Roma, mercoledì 14 maggio 2014 – Primo Greganti e Gianstefano Frigerio, insieme ad altri, sono sotto inchiesta per un presunto giro di tangenti per i lavori all’Expò 2015 di Milano. Questa è la notizia della settimana che ha fatto il giro del mondo, dimostrando ancora una volta che in Italia alla corruzione non c’è soluzione di continuità. Tutti i media nazionali ne parlano, come è giusto che sia, e la classe politica e dirigente appare sempre più incapace, anche in questo momento di grande difficoltà economica per tante famiglie italiane, a redimere se stessa e a guardare per una volta al bene del Paese. La gravità dello scandalo, che agli occhi degli italiani sembra quasi impercettibile, perché da tempo abituati a questo genere di notizie, non è tanto e non solo perchè il fatto era abbastanza prevedibile sin dal primo momento in cui l’Italia ha vinto il concorso per l’Expò. O perché le finanze pubbliche, da anni in continua Spending Review, vengono aggravate di costi che nulla hanno a che fare con le opere programmate, ma solo con la politica che si appropria di denari non suoi. Ma perché gli attori principali di questo nuovo scandalo italiano sono gli stessi di 20 anni fa. La Prima Repubblica non è mai stata superata e la realtà sopravanza di gran lunga la fantasia. Chi avrebbe mai immaginato che gli stessi attori del 1992 avrebbero commessi gli stessi reati, per gli stessi motivi, occupando più o meno gli stessi posti chiave nel 2014?

Greganti e Frigerio sono stati presi con le mani nel sacco durante le indagini del Pool Mani Pulite, che avrebbe dovuto sotterrare la Prima Repubblica. Hanno scontato la loro pena, confermata fino al terzo grado di giudizio. E poi? E poi sono tornati a esercitare con esperienza e professionalità il loro lavoro, ricoprendo cariche importanti che solo la politica poteva dare loro, fino ad arrivare ad occuparsi di un evento come l’Expò. Ora tra tutti questi scandali uno ancora può essere additato alla pubblica opinione, così tanto per prendersi lo sfizio di aggiungerne un altro e girare il coltello nelle proprie carni. Ma dove erano i cani da guardia della democrazia? No perché ieri sera a Ballarò Paolo Mieli, tra i tanti discorsi buttati al vento dagli ospiti di Floris per giustificare la politica e in qualche modo sottrarla a questo ennesimo, prevedibile, annunciato scandalo, ha centrato una parte di verità. Chi ha messo nuovamente in posti chiave per la gestione degli appalti Greganti e Frigerio? Lì sono i colpevoli e lì si ritrova la malafede della politica, se la politica lo ha fatto (ma in un Paese dove nulla si muove se non lo vuole la politica è davvero difficile credere il contrario). A Mieli si potrebbe però obbiettare, ma dove erano i giornalisti, i bravi reporter d’inchiesta, i Saviano, i Santoro, i Gomez, i Bonini, i Diacona, Report? Perché non hanno indagato e denunciato subito che in posti chiave erano approdati due condannati della Prima Repubblica?

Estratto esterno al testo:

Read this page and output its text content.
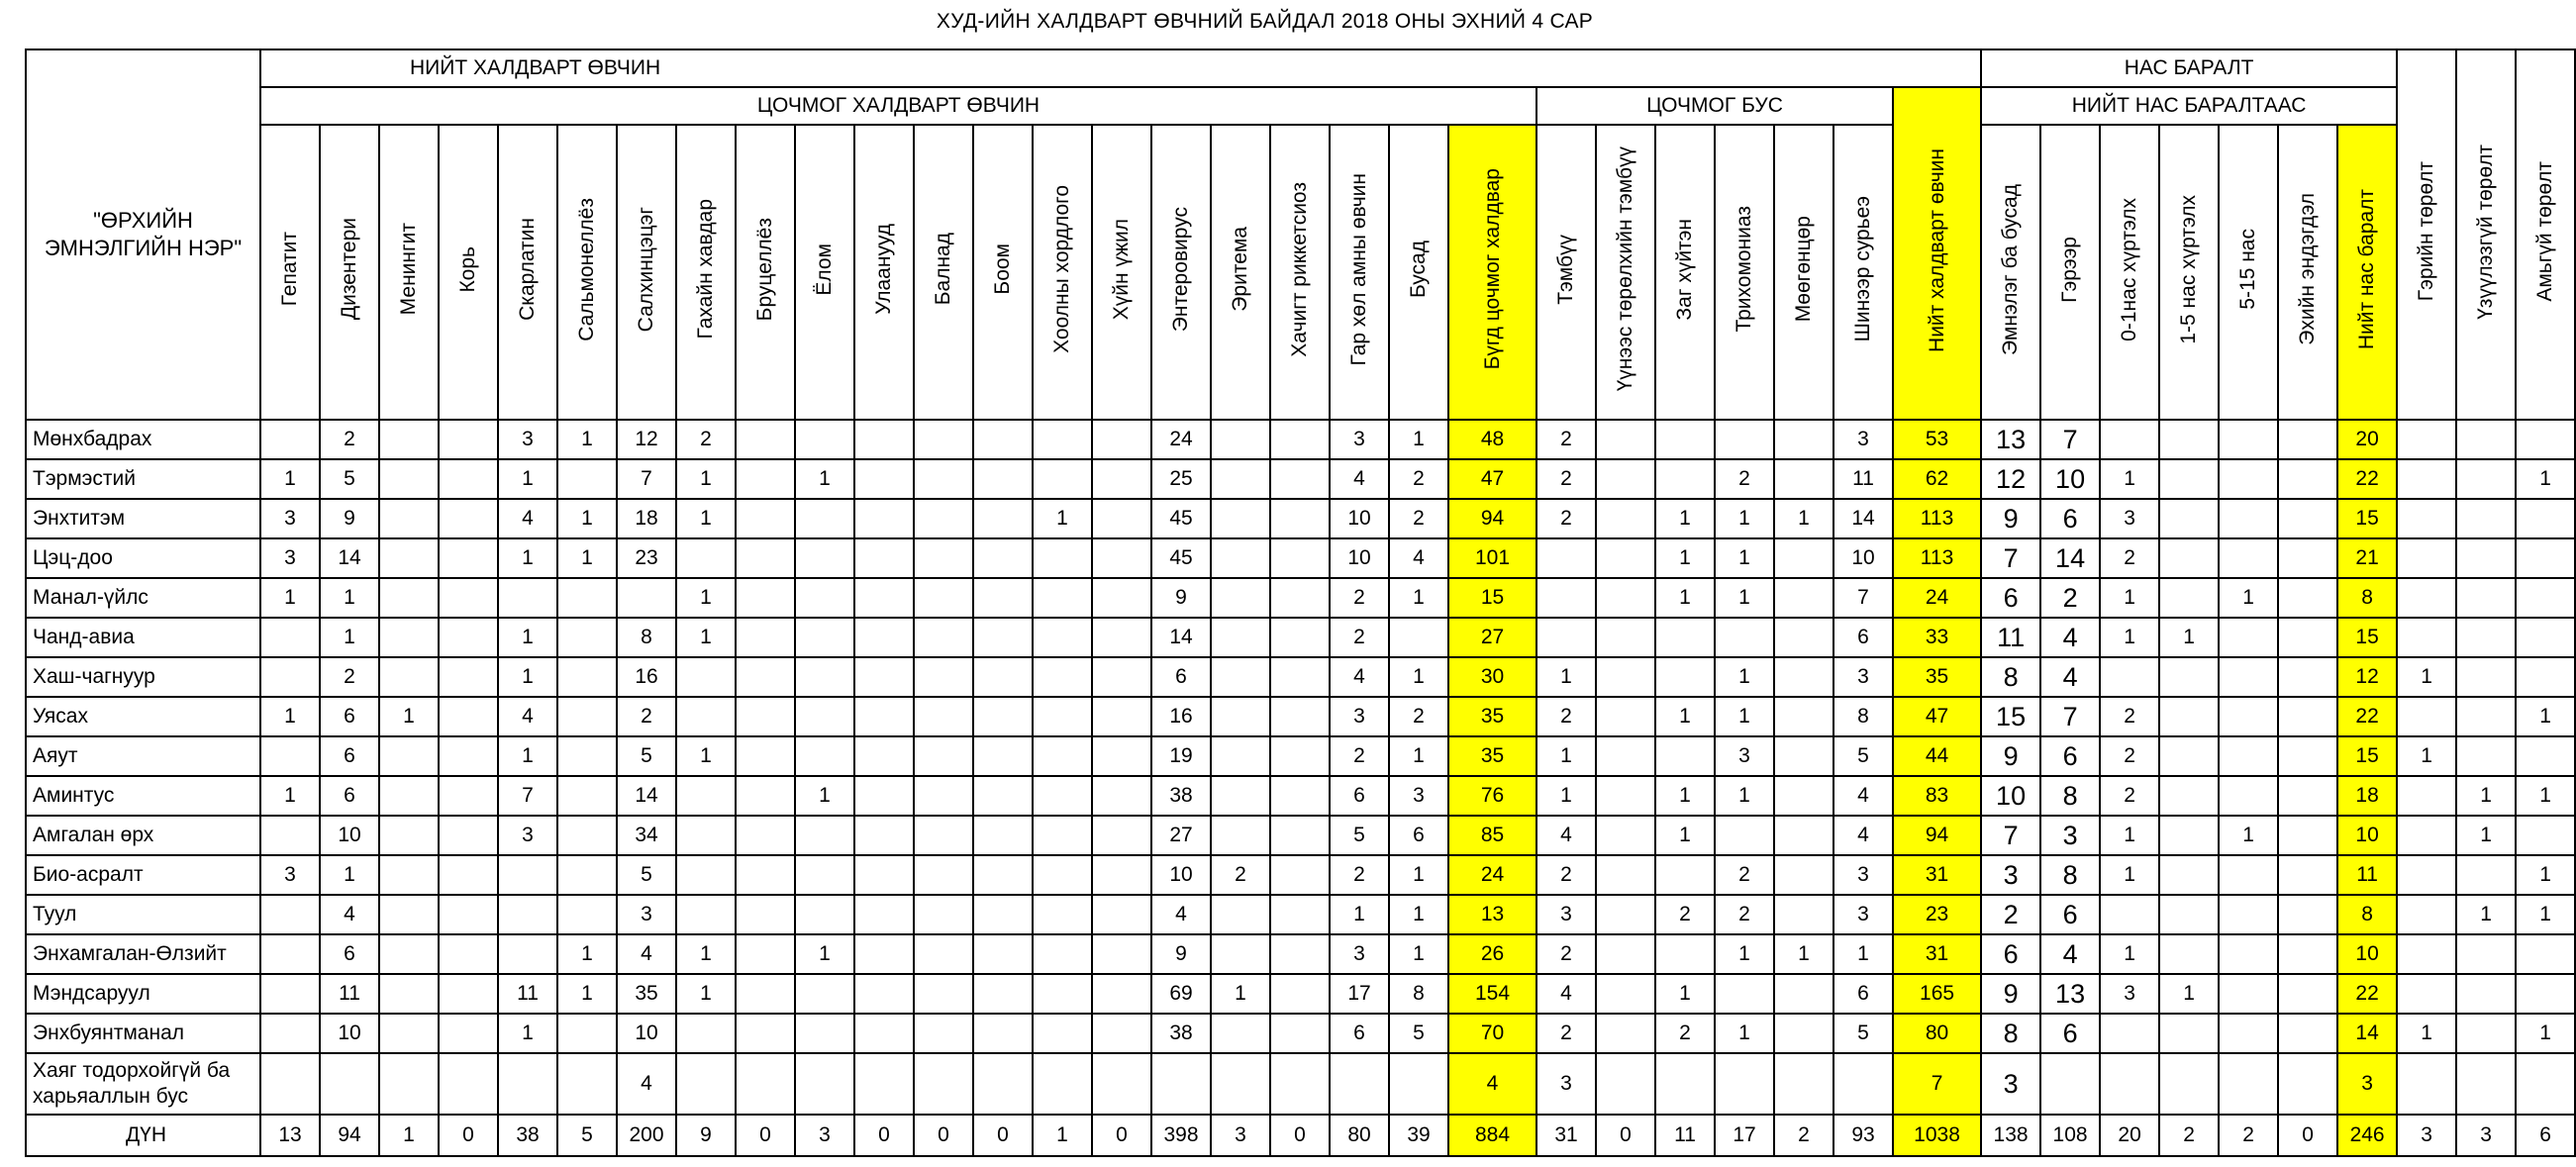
ХУД-ИЙН ХАЛДВАРТ ӨВЧНИЙ БАЙДАЛ 2018 ОНЫ ЭХНИЙ 4 САР
"ӨРХИЙН ЭМНЭЛГИЙН НЭР"	НИЙТ ХАЛДВАРТ ӨВЧИН																												НАС БАРАЛТ							Гэрийн төрөлт	Үзүүлэзгүй төрөлт	Амьгүй төрөлт
	ЦОЧМОГ ХАЛДВАРТ ӨВЧИН																					ЦОЧМОГ БУС						Нийт халдварт өвчин	НИЙТ НАС БАРАЛТААС									
	Гепатит	Дизентери	Менингит	Корь	Скарлатин	Сальмонеллёз	Салхинцэцэг	Гахайн хавдар	Бруцеллёз	Ёлом	Улаанууд	Балнад	Боом	Хоолны хордлого	Хүйн үжил	Энтеровирус	Эритема	Хачигт риккетсиоз	Гар хөл амны өвчин	Бусад	Бүгд цочмог халдвар	Тэмбүү	Үүнээс төрөлхийн тэмбүү	Заг хүйтэн	Трихомониаз	Мөөгөнцөр	Шинээр сурьеэ		Эмнэлэг ба бусад	Гэрээр	0-1нас хүртэлх	1-5 нас хүртэлх	5-15 нас	Эхийн эндэгдэл	Нийт нас баралт			
Мөнхбадрах		2			3	1	12	2								24			3	1	48	2					3	53	13	7					20			
Тэрмэстий	1	5			1		7	1		1						25			4	2	47	2			2		11	62	12	10	1				22			1
Энхтитэм	3	9			4	1	18	1						1		45			10	2	94	2		1	1	1	14	113	9	6	3				15			
Цэц-доо	3	14			1	1	23									45			10	4	101			1	1		10	113	7	14	2				21			
Манал-үйлс	1	1						1								9			2	1	15			1	1		7	24	6	2	1		1		8			
Чанд-авиа		1			1		8	1								14			2		27						6	33	11	4	1	1			15			
Хаш-чагнуур		2			1		16									6			4	1	30	1			1		3	35	8	4					12	1		
Уясах	1	6	1		4		2									16			3	2	35	2		1	1		8	47	15	7	2				22			1
Аяут		6			1		5	1								19			2	1	35	1			3		5	44	9	6	2				15	1		
Аминтус	1	6			7		14			1						38			6	3	76	1		1	1		4	83	10	8	2				18		1	1
Амгалан өрх		10			3		34									27			5	6	85	4		1			4	94	7	3	1		1		10		1	
Био-асралт	3	1					5									10	2		2	1	24	2			2		3	31	3	8	1				11			1
Туул		4					3									4			1	1	13	3		2	2		3	23	2	6					8		1	1
Энхамгалан-Өлзийт		6				1	4	1		1						9			3	1	26	2			1	1	1	31	6	4	1				10			
Мэндсаруул		11			11	1	35	1								69	1		17	8	154	4		1			6	165	9	13	3	1			22			
Энхбуянтманал		10			1		10									38			6	5	70	2		2	1		5	80	8	6					14	1		1
Хаяг тодорхойгүй ба харьяаллын бус							4														4	3						7	3						3			
ДҮН	13	94	1	0	38	5	200	9	0	3	0	0	0	1	0	398	3	0	80	39	884	31	0	11	17	2	93	1038	138	108	20	2	2	0	246	3	3	6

È chiaro che in Italia la stampa non è un quarto potere. È chiaro anche che in Italia non c’è un potere che possa controllare e denunciare l’operato e le malversazioni della politica. Non c’è un potere di controllo, perché manca sostanzialmente il destinatario di questo ipotetico controllo. A che pro verificare in maniera preventiva le azioni della politica (e in un paese pieno di scandali come il nostro sarebbe doveroso e anche un obbligo), se poi manca un’opinione pubblica in grado di indignarsi e di prendere efficaci contromisure in sede elettorale, e non solo? Quello che manca in Italia è una vera coscienza civile capace di plasmare e creare un’opinione pubblica in grado di indignarsi e di agire con immediatezza, con scioperi e dimostrazioni di piazza che mettano in difficoltà governo e governanti. Questo non c’è mai stato e probabilmente non ci sarà mai nel nostro Paese. Lo scandalo Expò di questi giorni è l’ennesimo scandalo che passerà via non appena i giornali torneranno ad occuparsi di altro. Forse, invece che scappare via dall’Europa, sarebbe meglio chiedere di essere annessi, di rinunciare alla nostra sovranità e per un certo periodo, due-trecento anni, lasciare che altri ci guidino e ci insegnino cosa sia la civiltà.